July 3, 2012

The dark visions of Alberto Vitale

by

Former Random House CEO Alberto Vitale is back from the dead, expounding on the future of publishing and desperately trying to seem relevant in a long interview posted on Publishing Perspectives. The site grandly calls him one of the “most recognizable figures in the history of [the] American publishing industry,” but it’s hard to imagine how this missive from Vitale, who left Random House in 2002, will be of use to anyone in today’s publishing business.

For those who don’t remember, Vitale is the career money guy who worked first for Bantam Books and then at Random House under S.I. Newhouse. His love for books is far from recognizable: he wandered into publishing, as he describes it in the interview, and seems never really to have understood it. (When he stepped down as Random House CEO he summarized publishing as a “crapshoot business.”)

Pressed to name some books he looks back fondly on, he cheers for celebrity memoirs by Colin Powell and Lee Iacocca. It’s not surprising. The last time Vitale surfaced, in a podcast for the Wharton School of Business, he sang the praises of George W. Bush’s memoir, which had been on the bestseller list for all of  8 weeks and which prompted him to say:

The critics of George W. Bush should think twice about being so critical because, you know, if there are people who buy these books in the millions of copies, there’s got to be something to it, you know what I mean, I’m not gong to say what… But there’s got to be something to it.

It’s this kind of crass commercialism—coupled with right-wing idiocy—that turned many editors and authors against Vitale during his tenure at Random House. He is famous in particular for a fight he took up with publisher André Schiffrin, who ran Pantheon Books from 1961 until 1990, when Vitale forced him to resign.
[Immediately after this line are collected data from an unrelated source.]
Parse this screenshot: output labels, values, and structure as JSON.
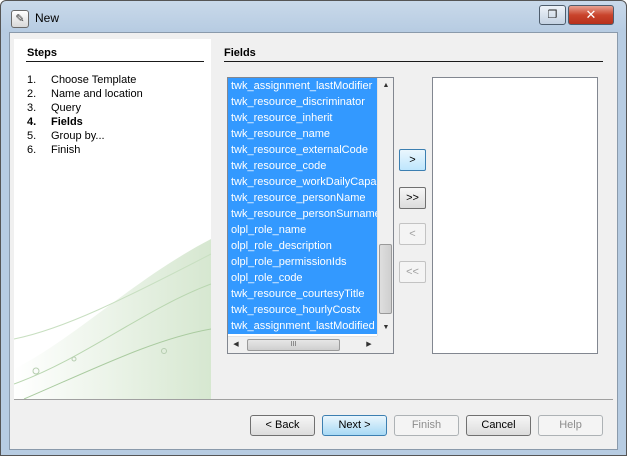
{
  "window": {
    "title": "New",
    "icon": "wizard-icon",
    "restore_glyph": "❐",
    "close_glyph": "✕"
  },
  "steps": {
    "title": "Steps",
    "items": [
      {
        "num": "1.",
        "label": "Choose Template"
      },
      {
        "num": "2.",
        "label": "Name and location"
      },
      {
        "num": "3.",
        "label": "Query"
      },
      {
        "num": "4.",
        "label": "Fields",
        "current": true
      },
      {
        "num": "5.",
        "label": "Group by..."
      },
      {
        "num": "6.",
        "label": "Finish"
      }
    ]
  },
  "fields": {
    "title": "Fields",
    "available": [
      "twk_assignment_lastModifier",
      "twk_resource_discriminator",
      "twk_resource_inherit",
      "twk_resource_name",
      "twk_resource_externalCode",
      "twk_resource_code",
      "twk_resource_workDailyCapac",
      "twk_resource_personName",
      "twk_resource_personSurname",
      "olpl_role_name",
      "olpl_role_description",
      "olpl_role_permissionIds",
      "olpl_role_code",
      "twk_resource_courtesyTitle",
      "twk_resource_hourlyCostx",
      "twk_assignment_lastModified"
    ],
    "selected": [],
    "scroll_glyphs": {
      "up": "▲",
      "down": "▼",
      "left": "◀",
      "right": "▶",
      "grip": "III"
    },
    "add_label": ">",
    "add_all_label": ">>",
    "remove_label": "<",
    "remove_all_label": "<<"
  },
  "buttons": {
    "back": "< Back",
    "next": "Next >",
    "finish": "Finish",
    "cancel": "Cancel",
    "help": "Help"
  }
}
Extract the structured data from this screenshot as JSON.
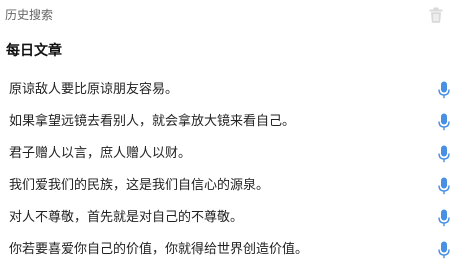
{
  "history": {
    "title": "历史搜索",
    "delete_icon": "trash-icon"
  },
  "daily": {
    "title": "每日文章",
    "items": [
      {
        "text": "原谅敌人要比原谅朋友容易。",
        "icon": "microphone-icon"
      },
      {
        "text": "如果拿望远镜去看别人，就会拿放大镜来看自己。",
        "icon": "microphone-icon"
      },
      {
        "text": "君子赠人以言，庶人赠人以财。",
        "icon": "microphone-icon"
      },
      {
        "text": "我们爱我们的民族，这是我们自信心的源泉。",
        "icon": "microphone-icon"
      },
      {
        "text": "对人不尊敬，首先就是对自己的不尊敬。",
        "icon": "microphone-icon"
      },
      {
        "text": "你若要喜爱你自己的价值，你就得给世界创造价值。",
        "icon": "microphone-icon"
      }
    ]
  },
  "colors": {
    "mic": "#4a90e2",
    "trash": "#d9d9d9"
  }
}
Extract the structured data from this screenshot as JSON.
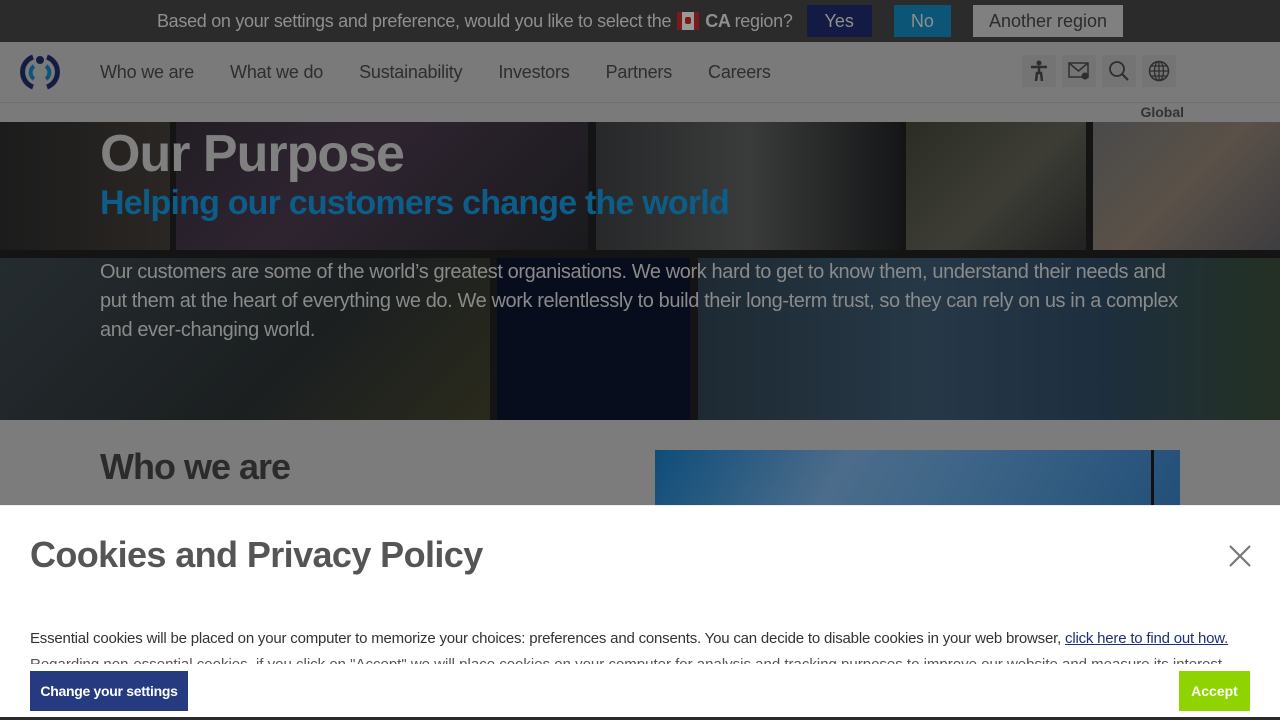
{
  "region_banner": {
    "message_before": "Based on your settings and preference, would you like to select the",
    "region_code": "CA",
    "message_after": "region?",
    "flag_icon": "canada-flag-icon",
    "yes_label": "Yes",
    "no_label": "No",
    "another_label": "Another region"
  },
  "header": {
    "logo": "company-logo",
    "nav": [
      {
        "label": "Who we are"
      },
      {
        "label": "What we do"
      },
      {
        "label": "Sustainability"
      },
      {
        "label": "Investors"
      },
      {
        "label": "Partners"
      },
      {
        "label": "Careers"
      }
    ],
    "tools": [
      {
        "icon": "accessibility-icon"
      },
      {
        "icon": "contact-mail-icon"
      },
      {
        "icon": "search-icon"
      },
      {
        "icon": "globe-icon"
      }
    ],
    "region_label": "Global"
  },
  "hero": {
    "title": "Our Purpose",
    "subtitle": "Helping our customers change the world",
    "body": "Our customers are some of the world’s greatest organisations. We work hard to get to know them, understand their needs and put them at the heart of everything we do. We work relentlessly to build their long-term trust, so they can rely on us in a complex and ever-changing world."
  },
  "who_we_are": {
    "title": "Who we are"
  },
  "cookie_banner": {
    "title": "Cookies and Privacy Policy",
    "paragraph1": "Essential cookies will be placed on your computer to memorize your choices: preferences and consents. You can decide to disable cookies in your web browser, ",
    "paragraph1_link": "click here to find out how.",
    "paragraph2": "Regarding non-essential cookies, if you click on \"Accept\" we will place cookies on your computer for analysis and tracking purposes to improve our website and measure its interest",
    "settings_label": "Change your settings",
    "accept_label": "Accept"
  },
  "colors": {
    "brand_navy": "#263a80",
    "brand_blue": "#0d5d88",
    "accept_green": "#8fd400"
  }
}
The move was something of a disaster for Vitale: the entire Pantheon editorial department quit in protest, and numerous authors and editors—including Kurt Vonnegut, Studs Terkel, and Barbara Ehrenreichprotested in front of Random House’s offices. Huge bestselling authors, including James Michener, threatened to leave Random House.
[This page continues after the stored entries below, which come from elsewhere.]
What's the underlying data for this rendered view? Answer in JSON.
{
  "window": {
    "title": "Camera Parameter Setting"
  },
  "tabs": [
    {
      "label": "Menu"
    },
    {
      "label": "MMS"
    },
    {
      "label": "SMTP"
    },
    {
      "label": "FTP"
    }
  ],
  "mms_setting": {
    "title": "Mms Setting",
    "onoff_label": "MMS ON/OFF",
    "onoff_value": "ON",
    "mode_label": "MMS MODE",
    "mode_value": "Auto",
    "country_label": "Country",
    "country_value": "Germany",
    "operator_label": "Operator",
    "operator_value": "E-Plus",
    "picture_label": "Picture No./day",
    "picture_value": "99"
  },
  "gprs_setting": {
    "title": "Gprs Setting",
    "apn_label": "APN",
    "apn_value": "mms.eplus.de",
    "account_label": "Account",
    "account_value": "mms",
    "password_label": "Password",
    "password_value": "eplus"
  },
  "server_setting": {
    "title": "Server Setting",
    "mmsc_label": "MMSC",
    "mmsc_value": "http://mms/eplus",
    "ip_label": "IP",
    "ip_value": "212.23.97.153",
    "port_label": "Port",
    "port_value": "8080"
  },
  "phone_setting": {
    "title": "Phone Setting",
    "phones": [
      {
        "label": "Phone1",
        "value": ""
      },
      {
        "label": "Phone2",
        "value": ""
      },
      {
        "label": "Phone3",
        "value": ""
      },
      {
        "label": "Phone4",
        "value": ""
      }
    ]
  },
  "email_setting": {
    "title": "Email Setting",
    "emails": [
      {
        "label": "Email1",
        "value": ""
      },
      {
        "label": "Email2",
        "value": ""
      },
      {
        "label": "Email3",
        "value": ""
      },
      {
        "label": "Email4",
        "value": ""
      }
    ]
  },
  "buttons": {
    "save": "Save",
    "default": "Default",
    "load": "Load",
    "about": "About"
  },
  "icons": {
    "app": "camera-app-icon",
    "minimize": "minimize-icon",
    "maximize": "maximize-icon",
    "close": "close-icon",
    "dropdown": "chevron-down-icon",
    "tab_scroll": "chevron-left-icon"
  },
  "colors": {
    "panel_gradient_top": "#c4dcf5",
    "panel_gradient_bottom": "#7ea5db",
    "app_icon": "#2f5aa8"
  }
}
But the incident is something to look back fondly on in the new interview. Vitale recalls that:

One of the first things I did [after arriving at Random House] is to sit down with the head of Pantheon [André Schiffrin] and I said to him: “We have to make money,” as they were losing money hand over fist. I wanted him to prepare a budget, and he refused to prepare a budget, and he refused to make any changes, so I said to him ‘goodbye.’ The next thing I knew, I had authors picketing outside the front door of the company. It was unpleasant…but the net result is that Pantheon is still alive and doing well today.

I asked Schiffrin about Vitale’s version of the Pantheon fight. He replied in an email that “His account of Pantheon is totally inaccurate. We gave him a budget, which he then proposed to slash by two-thirds—of the titles and the staff.” (Schiffrin tells his version of events in his memoir, A Political Education, published by Melville House.)

And while it’s true that a Random House imprint called Pantheon still exists, it bears little resemblance to the house as it was run under Schiffrin, certainly not in the number of titles published: The Summer 2012 Pantheon catalog contains just 12 titles, a huge fall from the 100 or so titles the old Pantheon published each year.

The new interview, however, doesn’t just focus on ancient history. It gives Vitale the opportunity to expand on a number of current publishing topics. He thinks agency pricing is too high—all ebooks should be $9.99 or less, he says—ponders higher margins with digital technologies, and proclaims, as if it’s interesting, that ebooks are a “major opportunity for publishers.” The interviewer asks Vitale about the difference between Europe and the U.S.—I presume the question was meant to refer to the book markets in the US and Europe—but Vitale replies by saying “Europe is moving slowly, and the United States is moving very fast” and then proceeds to bash Europe, which he has been doing for years.

Asked about Google and Amazon, he says, sure, they’ll be important players and adds “maybe AOL” too. I’ve never worked as a CEO, but if you could buy stock premised on the idea that AOL will never be important to the future of book publishing, I would buy it all.

The interview is also filled with some of Vitale’s characteristic right-wing barbs — “Free markets cannot be regulated”! — and more complaints about European politics:

The unions, the socialistic approach…Everybody thinks that they deserve pension, they deserve vacation, they deserve education, they deserve medical care…Nonsense!

Want to hear more of this? I don’t—but if it’s your kind of thing, feel free to quote Vitale as if he knows what he’s talking about, or hire him to consult on your publishing-related business. I’ll look to never hear from him again.

 

Kelly Burdick is the executive editor of Melville House.